Entre Mamadou Sarr, le talentueux jeune qui a rejoint Chelsea en hiver mais a à peine joué, ne totalisant que 101 minutes en Premier League. Les deux prochains matches amicaux contre les États-Unis et l'Arabie saoudite sont donc monumentaux pour lui. Sarr est le remplaçant naturel, et si Koulibaly n'est pas prêt, il formera probablement la charnière avec Moussa Niakhaté. Les matches amicaux offrent une occasion rare de construire un rythme et une complicité - dont Sarr a désespérément besoin. Ses performances pourraient définir la solidité défensive du Sénégal lors des premières phases du tournoi.

L'effet cumulatif de ces distractions ne peut être sous-estimé. Une campagne de Coupe du Monde nécessite unité, clarté et préparation méticuleuse. Au lieu de cela, le Sénégal doit faire face à un entraîneur non payé, un capitaine blessé, un chaos administratif et un calendrier qui manque de respect aux traditions culturelles. Chaque problème seul est gérable, mais ensemble ils forment un cocktail toxique qui menace de faire dérailler la dynamique.

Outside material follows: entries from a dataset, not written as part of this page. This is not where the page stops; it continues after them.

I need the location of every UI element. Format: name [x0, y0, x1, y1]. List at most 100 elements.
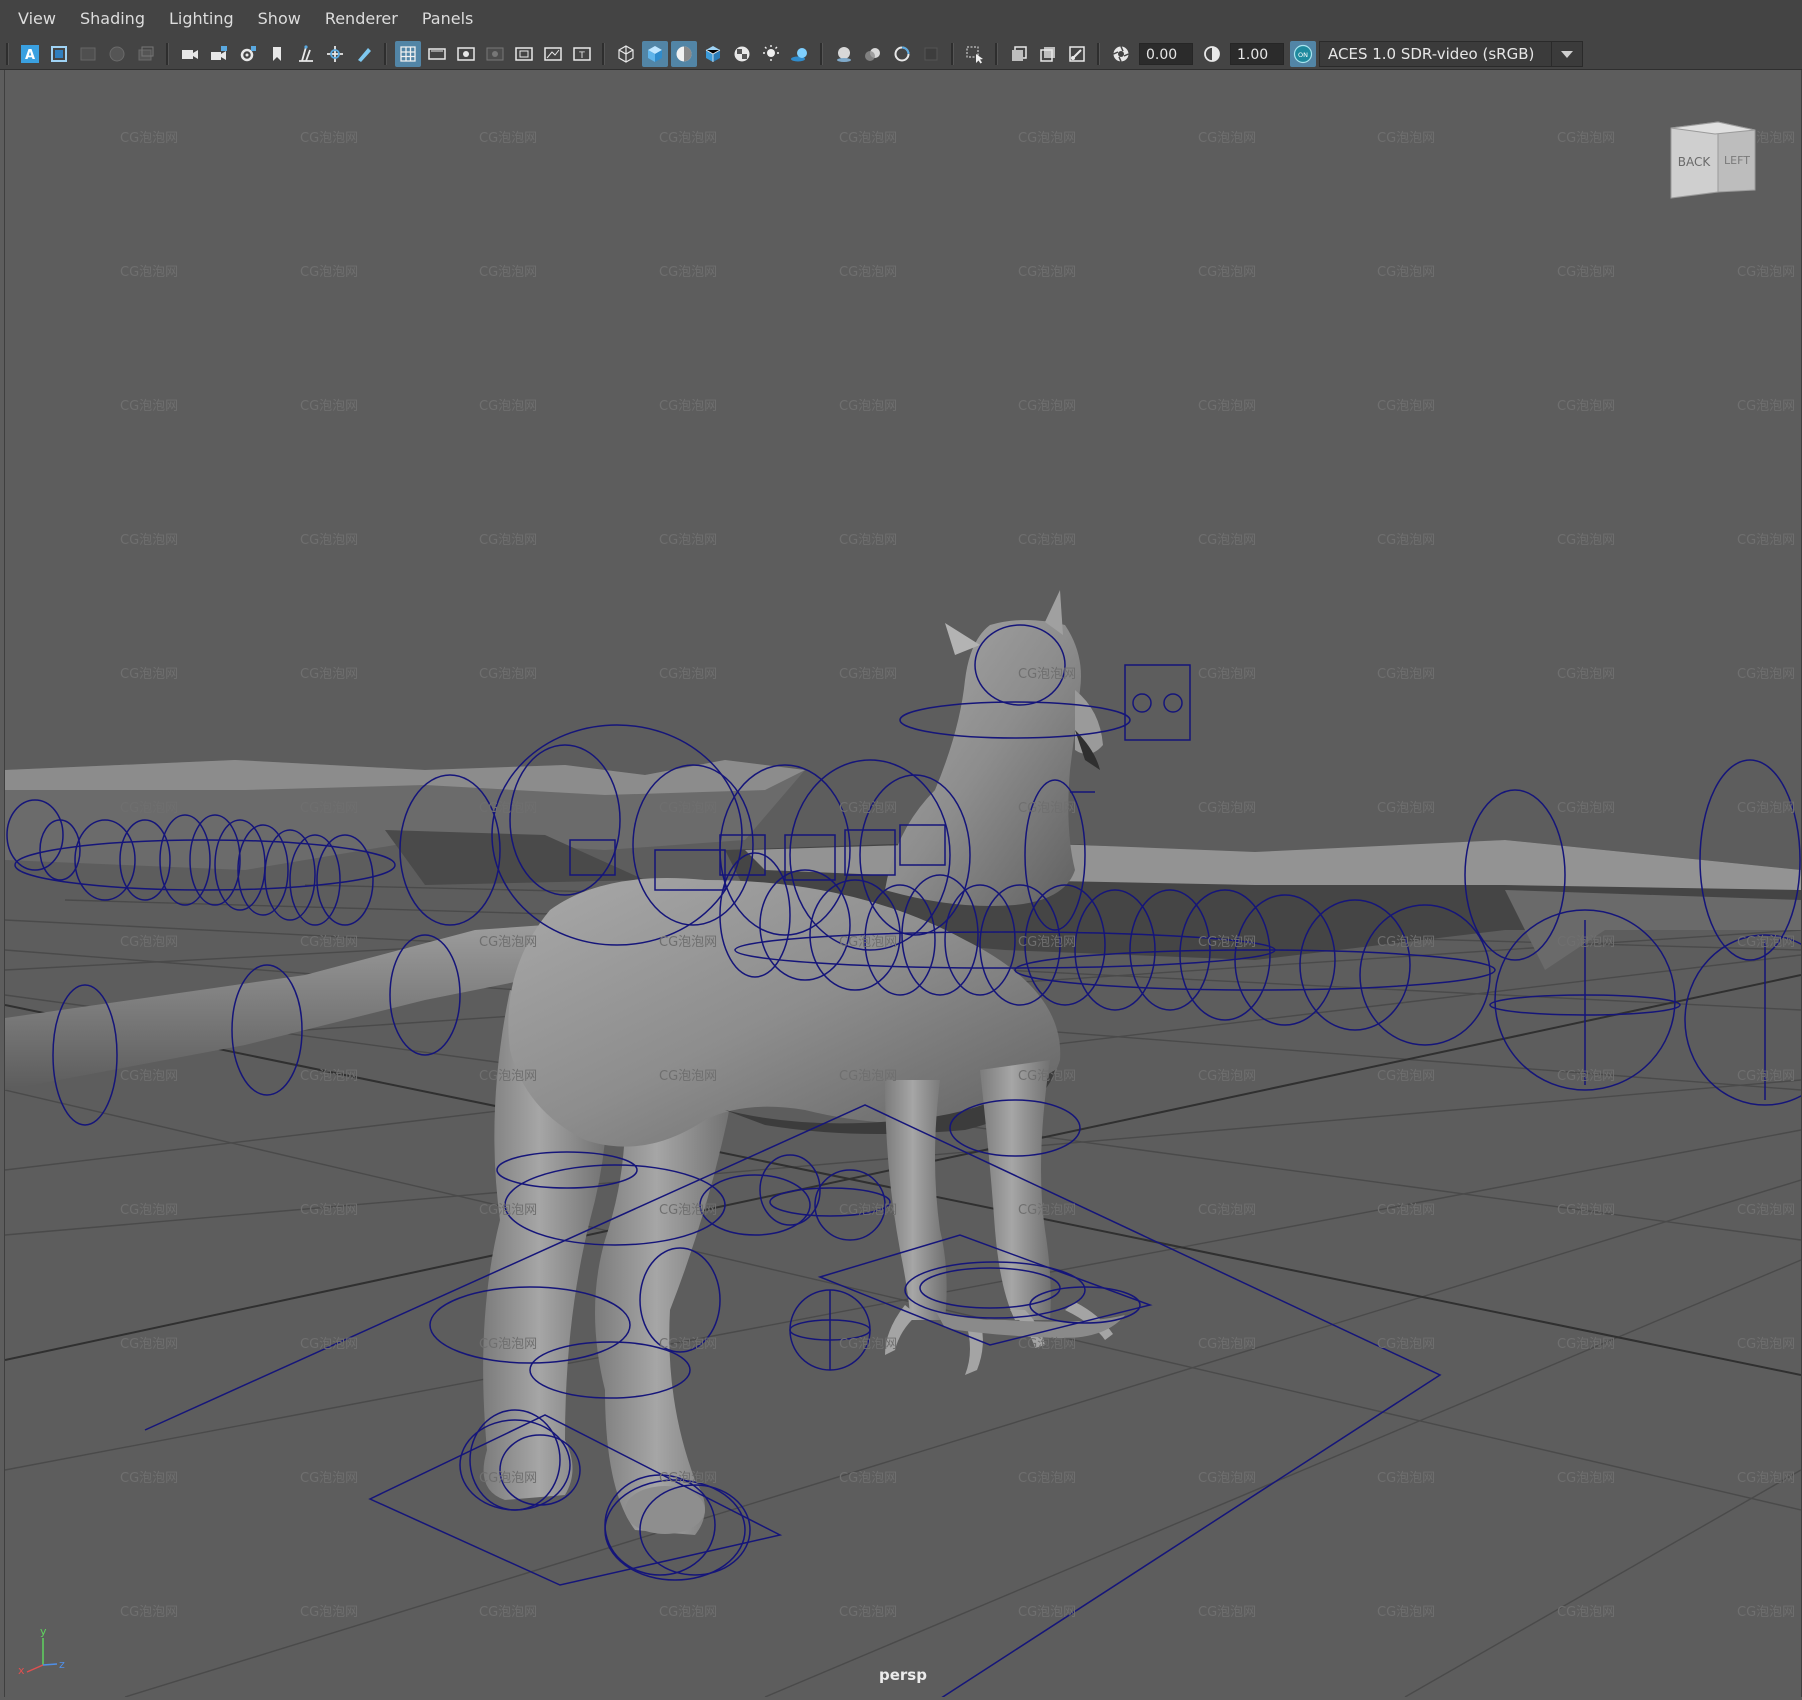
menu-lighting[interactable]: Lighting — [157, 0, 246, 38]
menu-renderer[interactable]: Renderer — [313, 0, 410, 38]
movie-camera-icon — [181, 49, 198, 59]
front-leg-right — [980, 1060, 1051, 1320]
grid-toggle-button[interactable] — [394, 40, 421, 67]
wire-on-shaded-icon — [705, 45, 720, 62]
color-management-toggle[interactable]: ON — [1289, 40, 1316, 67]
gate-mask-button[interactable] — [482, 41, 508, 67]
gear-camera-icon — [240, 45, 256, 61]
light-bulb-icon — [762, 44, 779, 61]
isolate-select-button[interactable] — [962, 41, 988, 67]
2d-pan-zoom-icon — [138, 46, 153, 60]
ambient-occlusion-icon — [836, 46, 851, 62]
lock-camera-button[interactable] — [206, 41, 232, 67]
bookmark-icon — [272, 46, 281, 61]
view-transform-dropdown[interactable]: ACES 1.0 SDR-video (sRGB) — [1319, 40, 1583, 67]
film-gate-button[interactable] — [424, 41, 450, 67]
xray-active-components-button[interactable] — [1035, 41, 1061, 67]
xray-icon — [1011, 45, 1027, 61]
toolbar-separator — [602, 42, 605, 65]
resolution-gate-icon — [456, 46, 475, 61]
toolbar-separator — [995, 42, 998, 65]
exposure-icon — [1112, 45, 1129, 62]
gamma-button[interactable] — [1199, 41, 1225, 67]
multisample-aa-button[interactable] — [889, 41, 915, 67]
xray-components-icon — [1039, 46, 1055, 62]
bookmark-button[interactable] — [264, 41, 290, 67]
color-management-badge: ON — [1298, 51, 1308, 59]
panel-menubar: View Shading Lighting Show Renderer Pane… — [0, 0, 1802, 39]
smooth-shade-button[interactable] — [641, 40, 668, 67]
gate-mask-icon — [486, 47, 503, 60]
panel-toolbar: A T 0.00 1.00 ON ACES 1.0 SDR-video (sRG… — [0, 38, 1802, 70]
left-wing — [5, 760, 805, 885]
toolbar-separator — [951, 42, 954, 65]
motion-blur-icon — [864, 47, 880, 61]
axis-y-label: y — [40, 1625, 47, 1638]
camera-attributes-button[interactable] — [46, 41, 72, 67]
menu-show[interactable]: Show — [246, 0, 313, 38]
wireframe-on-shaded-button[interactable] — [700, 41, 726, 67]
chevron-down-icon — [1561, 50, 1573, 58]
exposure-field[interactable]: 0.00 — [1139, 42, 1193, 65]
neck-and-head — [885, 590, 1103, 906]
menu-panels[interactable]: Panels — [410, 0, 486, 38]
perspective-viewport[interactable]: CG泡泡网 CG泡泡网 CG泡泡网 CG泡泡网 CG泡泡网 CG泡泡网 CG泡泡网 CG泡泡网… — [4, 70, 1802, 1697]
toolbar-separator — [166, 42, 169, 65]
move-tool-icon — [326, 45, 343, 62]
view-cube-back-label: BACK — [1678, 155, 1712, 169]
motion-blur-button[interactable] — [860, 41, 886, 67]
tail — [5, 925, 550, 1090]
view-cube-left-label: LEFT — [1724, 154, 1750, 167]
color-management-icon: ON — [1293, 44, 1312, 63]
menu-view[interactable]: View — [0, 0, 68, 38]
camera-button[interactable] — [177, 41, 203, 67]
checker-icon — [734, 46, 749, 61]
grid-axis-icon — [298, 44, 313, 62]
isolate-select-icon — [966, 46, 983, 63]
bookmarks-button[interactable] — [75, 41, 101, 67]
default-material-button[interactable] — [670, 40, 697, 67]
anti-aliasing-icon — [894, 46, 909, 61]
gamma-icon — [1203, 45, 1220, 62]
textured-button[interactable] — [729, 41, 755, 67]
film-gate-icon — [427, 47, 446, 60]
field-chart-icon — [514, 46, 533, 61]
shadow-sphere-icon — [790, 47, 807, 61]
safe-title-button[interactable]: T — [569, 41, 595, 67]
gamma-field[interactable]: 1.00 — [1230, 42, 1284, 65]
camera-settings-button[interactable] — [235, 41, 261, 67]
safe-title-icon: T — [572, 46, 591, 61]
2d-pan-zoom-button[interactable] — [133, 41, 159, 67]
image-plane-button[interactable] — [104, 41, 130, 67]
safe-action-button[interactable] — [540, 41, 566, 67]
toolbar-separator — [1097, 42, 1100, 65]
material-sphere-icon — [676, 46, 691, 61]
image-plane-icon — [109, 46, 124, 61]
pencil-button[interactable] — [351, 41, 377, 67]
svg-text:T: T — [578, 51, 585, 61]
dropdown-arrow[interactable] — [1551, 41, 1582, 66]
scene-canvas[interactable] — [5, 70, 1801, 1697]
exposure-button[interactable] — [1108, 41, 1134, 67]
resolution-gate-button[interactable] — [453, 41, 479, 67]
field-chart-button[interactable] — [511, 41, 537, 67]
snap-view-button[interactable] — [322, 41, 348, 67]
safe-action-icon — [543, 46, 562, 61]
wireframe-button[interactable] — [613, 41, 639, 67]
shaded-cube-icon — [647, 45, 662, 62]
grease-pencil-button[interactable] — [293, 41, 319, 67]
xray-joints-icon — [1068, 45, 1085, 62]
select-camera-button[interactable]: A — [17, 41, 43, 67]
screen-space-ao-button[interactable] — [831, 41, 857, 67]
grid-icon — [399, 45, 416, 62]
xray-button[interactable] — [1006, 41, 1032, 67]
view-cube[interactable]: BACK LEFT — [1663, 116, 1763, 206]
select-camera-icon: A — [20, 44, 39, 63]
shadows-button[interactable] — [787, 41, 813, 67]
menu-shading[interactable]: Shading — [68, 0, 157, 38]
xray-joints-button[interactable] — [1064, 41, 1090, 67]
toolbar-separator — [820, 42, 823, 65]
depth-of-field-button[interactable] — [918, 41, 944, 67]
axis-z-line — [42, 1663, 58, 1666]
use-all-lights-button[interactable] — [758, 41, 784, 67]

Le tribut psychologique est aussi critique que le physique ; lorsque vous entrez sur le terrain contre une équipe comme la France, il n'y a pas de place pour le bruit extra-sportif.

Pourtant, l'adversité peut aussi forger la résilience. Le Sénégal a un effectif débordant de talent et une histoire récente de performances au-dessus de son poids. S'ils peuvent canaliser cette frustration en concentration, les Lions pourraient encore rugir. Mais la marge d'erreur est très mince, et les erreurs de la fédération ont mis une pression inutile sur toutes les personnes impliquées. Les prochains matches amicaux seront un test décisif - non seulement de tactique, mais aussi de la capacité de l'équipe à compartimenter et à performer dans le chaos.

À bien des égards, cette période de préparation est devenue une microcosme des défis auxquels est confrontée l'administration du football africain : un rappel que le talent seul ne peut garantir le succès lorsque les structures autour sont faibles. Pour le Sénégal, le rêve est vivant, mais il est actuellement maintenu par l'espoir et la patience remarquable de leur entraîneur non payé. Basé sur un reportage de L'Equipe.